If anyone is looking for a contemporary example of Jansenism, just point them to Eberstadt's work. The core problem of modernity, in her eyes, is always the sexual revolution. To paraphrase the great Dorothy Parker, Eberstadt's cultural criticism runs the intellectual gamut from A to B.
In Bloomberg, the Department of Justice announced it will defend the law that allowed Puerto Rico to declare bankruptcy. Two real estate companies and an individual bondholder have challenged the law as unconstitutional. Unfortunately, the Justice Department's action may delay the island's ability to leave the jurisdiction of the bankruptcy court, but it is doubtful the delay will offset the value of finality and free the yearslong negotiations from the threat of additional challenges.
At Politico, an interview with Quinton Lucas, the mayor of Kansas City, Missouri. National Democratic candidates — and strategists — should listen to him: His arguments always have the ring of common sense. He isn't afraid to call out some on his own side of the partisan divide. Nothing inflammatory. A problem-solving tone. I like this guy!

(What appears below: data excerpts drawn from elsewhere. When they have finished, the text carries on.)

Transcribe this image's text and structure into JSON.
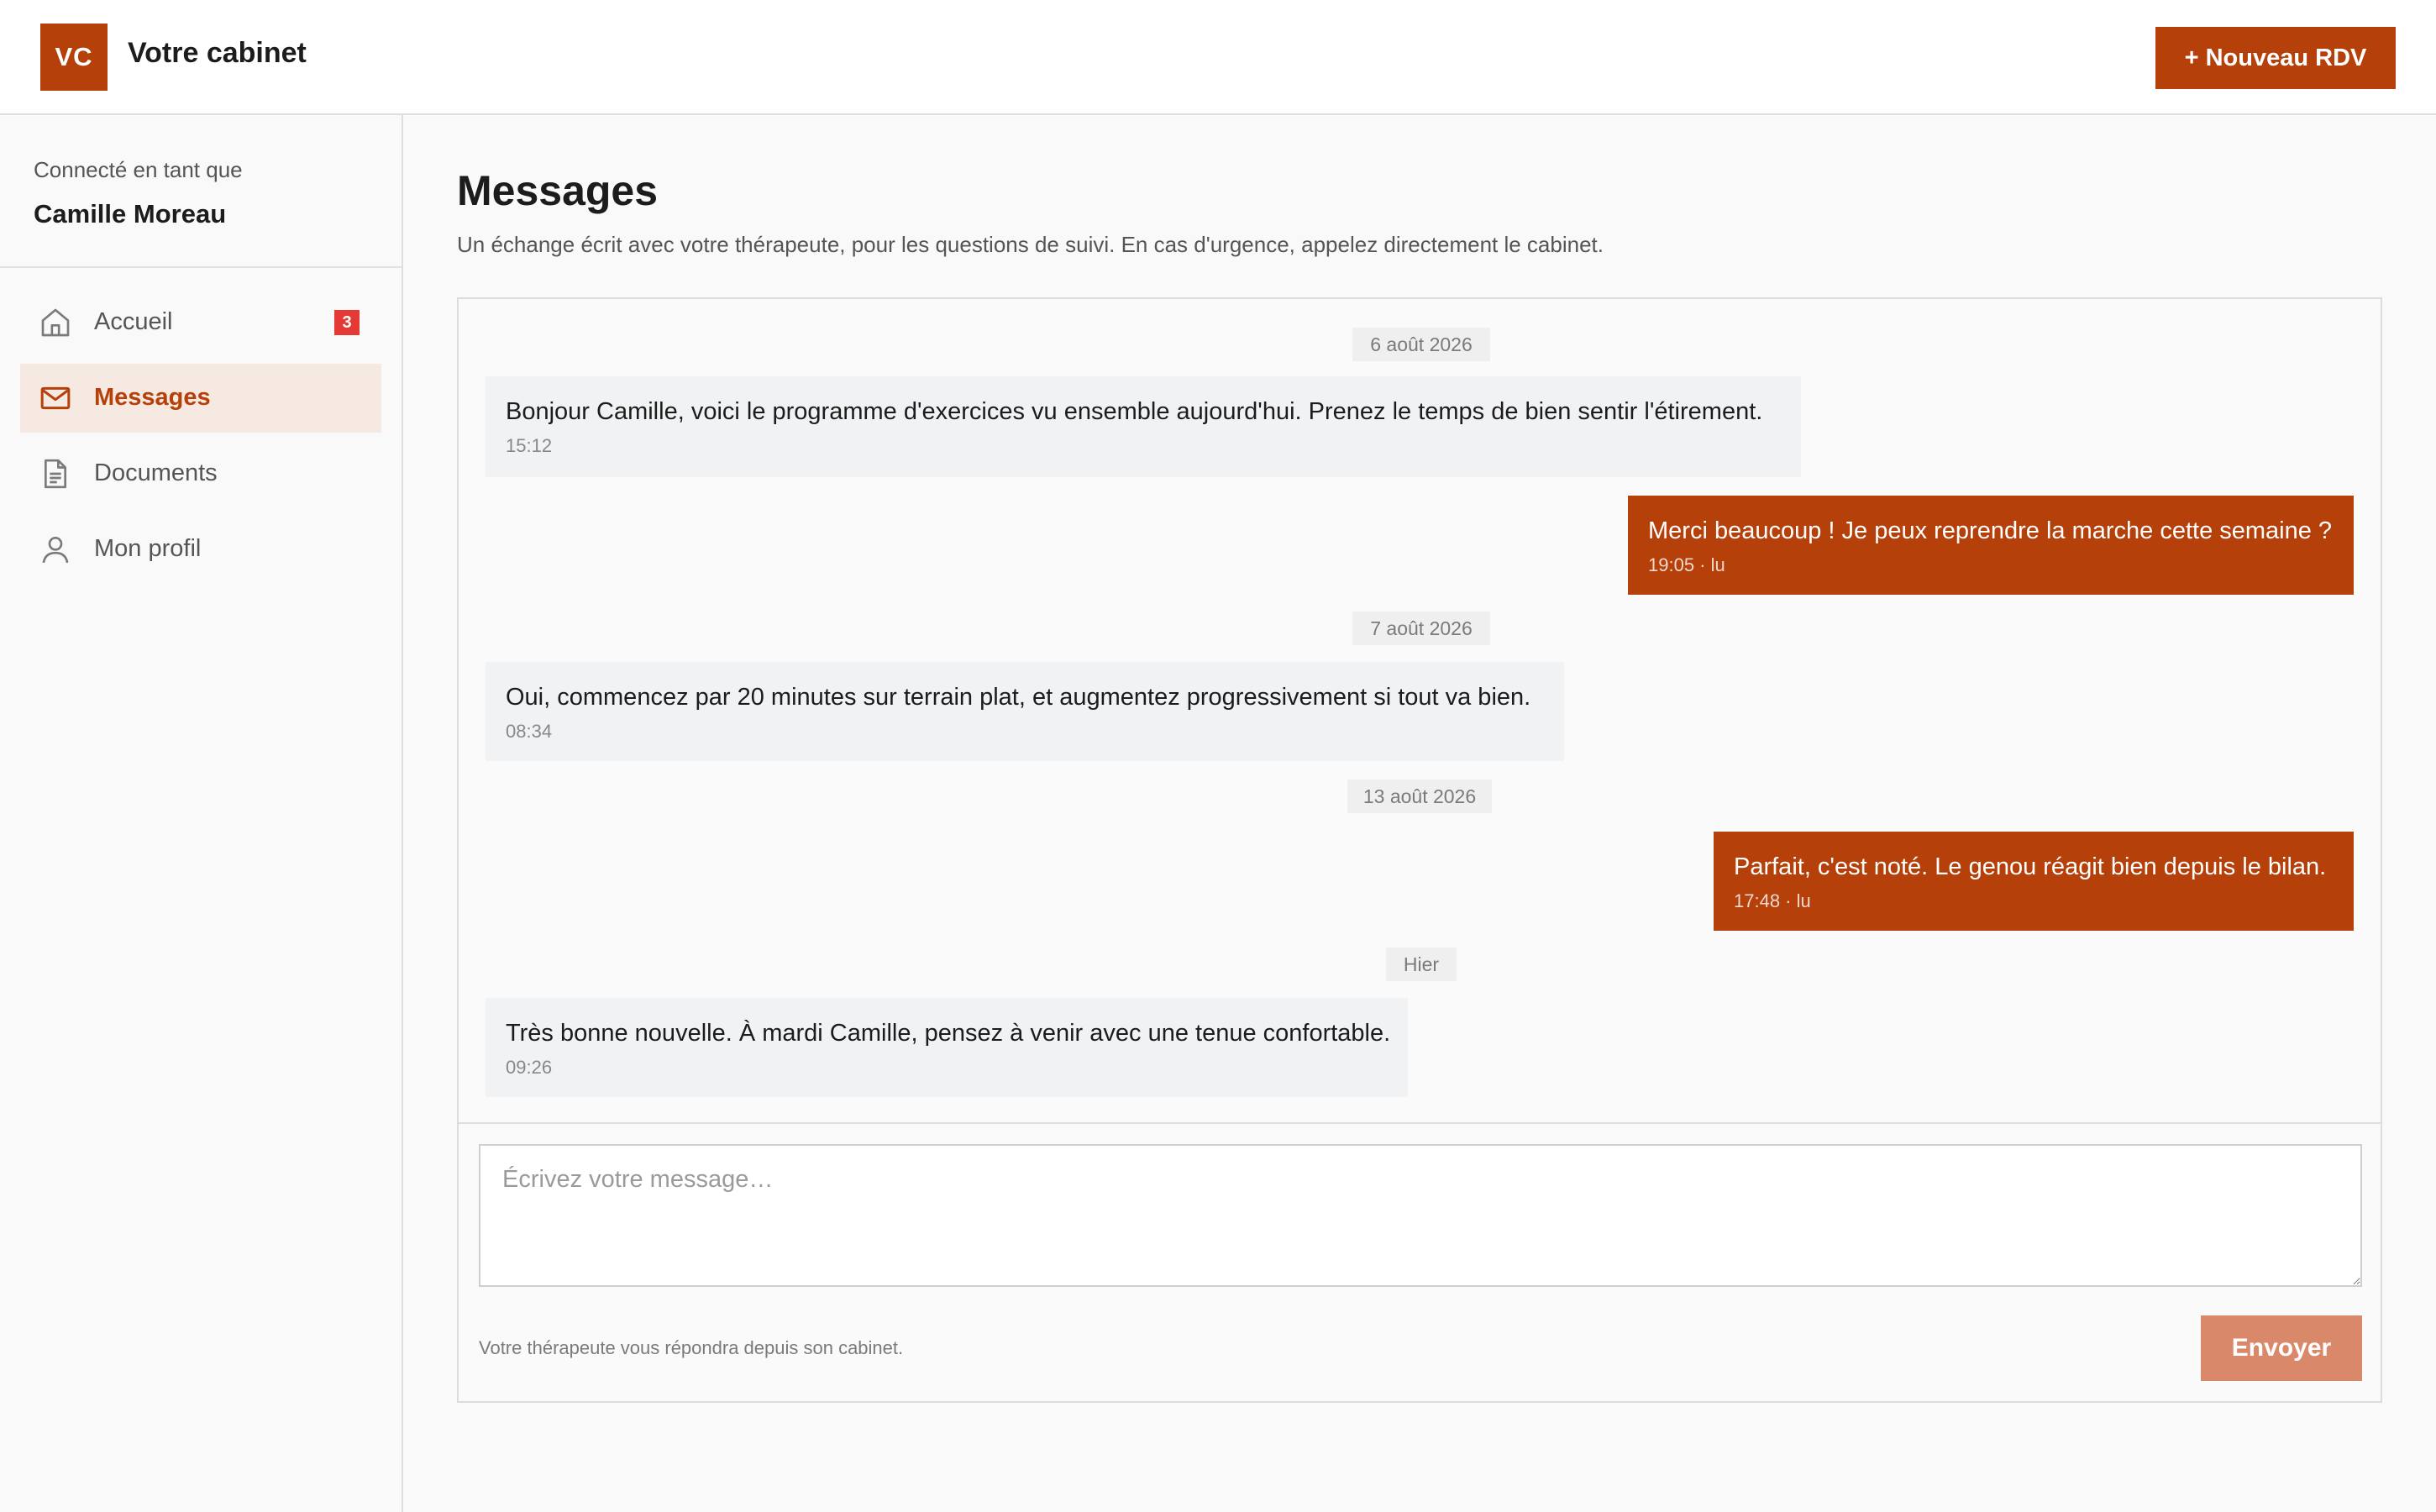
{
  "header": {
    "logo_text": "VC",
    "brand": "Votre cabinet",
    "new_button": "+ Nouveau RDV"
  },
  "sidebar": {
    "connected_label": "Connecté en tant que",
    "user_name": "Camille Moreau",
    "items": [
      {
        "label": "Accueil",
        "icon": "home-icon",
        "badge": "3"
      },
      {
        "label": "Messages",
        "icon": "mail-icon",
        "active": true
      },
      {
        "label": "Documents",
        "icon": "document-icon"
      },
      {
        "label": "Mon profil",
        "icon": "user-icon"
      }
    ]
  },
  "main": {
    "title": "Messages",
    "subtitle": "Un échange écrit avec votre thérapeute, pour les questions de suivi. En cas d'urgence, appelez directement le cabinet.",
    "thread": {
      "dates": [
        "6 août 2026",
        "7 août 2026",
        "13 août 2026",
        "Hier"
      ],
      "messages": [
        {
          "direction": "in",
          "text": "Bonjour Camille, voici le programme d'exercices vu ensemble aujourd'hui. Prenez le temps de bien sentir l'étirement.",
          "time": "15:12"
        },
        {
          "direction": "out",
          "text": "Merci beaucoup ! Je peux reprendre la marche cette semaine ?",
          "time": "19:05 · lu"
        },
        {
          "direction": "in",
          "text": "Oui, commencez par 20 minutes sur terrain plat, et augmentez progressivement si tout va bien.",
          "time": "08:34"
        },
        {
          "direction": "out",
          "text": "Parfait, c'est noté. Le genou réagit bien depuis le bilan.",
          "time": "17:48 · lu"
        },
        {
          "direction": "in",
          "text": "Très bonne nouvelle. À mardi Camille, pensez à venir avec une tenue confortable.",
          "time": "09:26"
        }
      ]
    },
    "composer": {
      "placeholder": "Écrivez votre message…",
      "value": "",
      "hint": "Votre thérapeute vous répondra depuis son cabinet.",
      "send_label": "Envoyer"
    }
  },
  "colors": {
    "accent": "#b5400a",
    "accent_light": "#f6e9e1",
    "send_disabled": "#d9896a",
    "badge": "#e53935",
    "incoming_bubble": "#f1f2f4"
  }
}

The D.C. courts have many critical vacancies and the Senate has been blocked from confirming nominees by Republican intransigence. "I have absolutely no faith that Joe Biden's radical far-left nominees will uphold the rule of law," said Sen. Rick Scott, Republican from Florida, when he objected to a unanimous consent motion to confirm the nominees. The problem is these judges are nominated by an independent panel, not by President Biden. Truculent? Stupid? Both? The Washington Post has the story.
From the website Wallpaper, a look at the list of winners for their "Best New Public Building" awards, some of which are quite beautiful, especially the overall winner, the Temple of Steps in Andhra Predesh, India. The only U.S. building to make the list is the U.S. Olympic and Paralympic Museum in Colorado Springs.